Performance Metrics:
- Task Completion Rate (TCR): Scale-Plan achieved 78% overall TCR, outperforming the strongest baseline (LaMMA-P LLM-corrected) by 25%.
- Goal Condition Recall (GCR): Achieved 85%, a 16% improvement over the baseline.
- Executability Rate (ER): Achieved 94%, a 9% improvement, indicating fewer low-level execution failures.
Ablation Study: Removing the environment filtering (No-EF) or replacing the Action Graph with simple LLM filtering (LLM-SF) resulted in significant drops in TCR (down to ~65-67%), proving that the structured Action Graph filtering is critical for complex, long-horizon tasks.
Efficiency Trade-off: While Scale-Plan has a higher planning time (~~62s) compared to pure LLM approaches (~~12s) due to multiple LLM inference calls and graph search, this cost is justified by the massive gains in plan quality and success rates.

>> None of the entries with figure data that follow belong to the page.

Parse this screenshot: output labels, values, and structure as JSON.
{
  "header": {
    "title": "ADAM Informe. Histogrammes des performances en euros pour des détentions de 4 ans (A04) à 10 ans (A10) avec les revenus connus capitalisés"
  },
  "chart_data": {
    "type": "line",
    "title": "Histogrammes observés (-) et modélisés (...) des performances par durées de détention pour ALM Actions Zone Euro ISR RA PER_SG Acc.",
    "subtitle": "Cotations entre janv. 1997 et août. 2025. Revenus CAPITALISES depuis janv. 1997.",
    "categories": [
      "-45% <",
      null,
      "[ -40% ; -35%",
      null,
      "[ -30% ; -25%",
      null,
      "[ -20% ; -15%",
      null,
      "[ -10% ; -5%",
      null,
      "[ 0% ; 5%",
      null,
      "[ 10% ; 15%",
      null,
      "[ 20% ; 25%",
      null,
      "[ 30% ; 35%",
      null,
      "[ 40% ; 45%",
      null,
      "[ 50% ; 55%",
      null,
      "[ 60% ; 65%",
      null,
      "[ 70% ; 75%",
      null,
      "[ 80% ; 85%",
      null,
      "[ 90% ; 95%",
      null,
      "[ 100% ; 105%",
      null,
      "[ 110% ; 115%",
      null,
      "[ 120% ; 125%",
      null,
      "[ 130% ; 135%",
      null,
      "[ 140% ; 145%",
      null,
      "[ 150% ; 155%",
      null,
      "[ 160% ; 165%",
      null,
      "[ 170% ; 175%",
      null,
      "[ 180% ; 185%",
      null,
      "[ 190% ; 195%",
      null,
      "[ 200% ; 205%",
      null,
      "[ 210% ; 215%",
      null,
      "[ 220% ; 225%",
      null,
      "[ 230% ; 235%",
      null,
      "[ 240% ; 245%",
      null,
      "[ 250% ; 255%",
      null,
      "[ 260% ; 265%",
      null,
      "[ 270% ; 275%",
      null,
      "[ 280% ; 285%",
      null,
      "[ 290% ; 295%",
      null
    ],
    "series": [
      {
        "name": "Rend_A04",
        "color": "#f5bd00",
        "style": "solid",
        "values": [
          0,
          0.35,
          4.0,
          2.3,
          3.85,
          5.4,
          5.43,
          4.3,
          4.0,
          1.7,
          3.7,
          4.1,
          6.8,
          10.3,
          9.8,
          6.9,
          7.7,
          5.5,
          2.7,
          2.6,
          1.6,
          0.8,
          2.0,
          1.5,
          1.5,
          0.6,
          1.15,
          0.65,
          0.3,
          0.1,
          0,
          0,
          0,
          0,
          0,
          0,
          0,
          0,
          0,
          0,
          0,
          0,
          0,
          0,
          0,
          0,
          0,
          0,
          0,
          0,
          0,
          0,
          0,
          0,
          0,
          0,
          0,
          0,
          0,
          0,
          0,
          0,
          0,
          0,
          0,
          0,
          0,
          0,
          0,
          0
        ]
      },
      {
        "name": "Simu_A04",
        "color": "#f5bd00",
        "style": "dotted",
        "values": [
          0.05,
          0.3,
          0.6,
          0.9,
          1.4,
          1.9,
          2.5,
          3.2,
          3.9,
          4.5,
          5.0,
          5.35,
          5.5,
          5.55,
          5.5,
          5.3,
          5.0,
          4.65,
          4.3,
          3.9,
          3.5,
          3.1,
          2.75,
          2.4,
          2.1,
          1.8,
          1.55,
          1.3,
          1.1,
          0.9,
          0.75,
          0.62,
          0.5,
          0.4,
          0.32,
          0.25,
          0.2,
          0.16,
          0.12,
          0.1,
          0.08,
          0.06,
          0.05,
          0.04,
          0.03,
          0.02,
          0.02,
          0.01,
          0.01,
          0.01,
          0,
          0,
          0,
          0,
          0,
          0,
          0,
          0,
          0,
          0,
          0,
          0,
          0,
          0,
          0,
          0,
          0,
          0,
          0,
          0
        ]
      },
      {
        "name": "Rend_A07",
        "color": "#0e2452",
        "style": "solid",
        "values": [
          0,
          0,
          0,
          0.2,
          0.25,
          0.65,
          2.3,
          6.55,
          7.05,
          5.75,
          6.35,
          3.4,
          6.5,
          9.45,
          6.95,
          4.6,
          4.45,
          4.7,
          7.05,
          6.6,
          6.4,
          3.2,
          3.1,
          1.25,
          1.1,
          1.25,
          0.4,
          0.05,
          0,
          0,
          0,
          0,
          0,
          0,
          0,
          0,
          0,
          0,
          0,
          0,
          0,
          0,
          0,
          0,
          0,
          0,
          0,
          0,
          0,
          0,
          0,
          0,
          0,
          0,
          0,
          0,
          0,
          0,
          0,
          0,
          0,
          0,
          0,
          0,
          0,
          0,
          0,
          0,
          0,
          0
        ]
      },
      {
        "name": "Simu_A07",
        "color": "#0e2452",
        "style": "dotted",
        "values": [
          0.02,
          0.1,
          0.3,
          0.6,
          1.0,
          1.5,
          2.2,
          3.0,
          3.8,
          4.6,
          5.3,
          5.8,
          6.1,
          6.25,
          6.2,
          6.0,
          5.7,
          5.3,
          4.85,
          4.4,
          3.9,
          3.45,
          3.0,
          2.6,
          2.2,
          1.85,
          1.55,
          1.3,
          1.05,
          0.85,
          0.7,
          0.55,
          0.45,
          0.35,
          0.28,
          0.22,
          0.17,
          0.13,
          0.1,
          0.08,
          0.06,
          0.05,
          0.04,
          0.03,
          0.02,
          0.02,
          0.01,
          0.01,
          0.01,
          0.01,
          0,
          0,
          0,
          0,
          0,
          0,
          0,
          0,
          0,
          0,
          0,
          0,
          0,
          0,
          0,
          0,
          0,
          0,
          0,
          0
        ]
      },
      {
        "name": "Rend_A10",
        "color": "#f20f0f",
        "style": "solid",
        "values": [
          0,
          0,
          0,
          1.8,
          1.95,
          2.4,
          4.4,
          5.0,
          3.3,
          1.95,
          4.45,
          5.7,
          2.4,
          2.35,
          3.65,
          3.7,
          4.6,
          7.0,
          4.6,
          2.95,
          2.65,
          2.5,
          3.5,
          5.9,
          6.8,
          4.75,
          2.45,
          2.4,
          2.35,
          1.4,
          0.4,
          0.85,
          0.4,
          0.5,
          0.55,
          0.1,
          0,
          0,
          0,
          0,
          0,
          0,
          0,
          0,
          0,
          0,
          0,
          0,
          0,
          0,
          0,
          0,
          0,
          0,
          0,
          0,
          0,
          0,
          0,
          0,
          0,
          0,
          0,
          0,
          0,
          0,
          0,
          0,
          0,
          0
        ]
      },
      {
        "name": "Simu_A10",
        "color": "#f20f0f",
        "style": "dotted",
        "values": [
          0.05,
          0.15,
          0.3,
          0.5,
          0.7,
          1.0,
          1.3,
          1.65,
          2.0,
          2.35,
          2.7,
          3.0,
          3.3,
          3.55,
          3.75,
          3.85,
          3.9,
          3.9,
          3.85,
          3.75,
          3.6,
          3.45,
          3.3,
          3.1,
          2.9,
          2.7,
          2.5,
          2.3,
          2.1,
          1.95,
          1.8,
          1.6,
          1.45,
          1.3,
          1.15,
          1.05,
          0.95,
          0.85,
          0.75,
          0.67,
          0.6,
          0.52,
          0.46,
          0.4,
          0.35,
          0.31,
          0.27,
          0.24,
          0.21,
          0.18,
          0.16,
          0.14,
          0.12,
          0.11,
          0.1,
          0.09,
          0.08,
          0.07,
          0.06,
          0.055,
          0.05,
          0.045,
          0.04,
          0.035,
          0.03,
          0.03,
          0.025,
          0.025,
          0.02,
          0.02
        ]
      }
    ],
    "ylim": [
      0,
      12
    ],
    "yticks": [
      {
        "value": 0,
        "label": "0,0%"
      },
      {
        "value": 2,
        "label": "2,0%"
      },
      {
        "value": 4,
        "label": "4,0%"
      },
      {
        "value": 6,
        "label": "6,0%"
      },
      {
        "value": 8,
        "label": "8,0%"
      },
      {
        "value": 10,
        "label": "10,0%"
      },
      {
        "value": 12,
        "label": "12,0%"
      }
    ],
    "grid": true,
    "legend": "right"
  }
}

5. Significance and Future Work

Scalability: Scale-Plan demonstrates that filtering irrelevant information before planning is essential for scaling multi-robot systems to real-world, cluttered environments.
Reliability: By avoiding the "hallucination trap" of generating full PDDL files from raw sensory data, the system produces more reliable and executable plans.
Limitations: The current approach lacks explicit environmental grounding (direct alignment between language and simulator state), which can lead to localization errors. It also struggles with highly vague instructions where object relevance is ambiguous.
Future Directions: The authors plan to integrate structured knowledge graphs to improve grounding and develop replanning mechanisms to recover from execution failures dynamically.

In conclusion, Scale-Plan represents a significant step forward in bridging the gap between high-level language instructions and low-level robotic execution, offering a scalable solution for heterogeneous teams operating in complex, unstructured environments.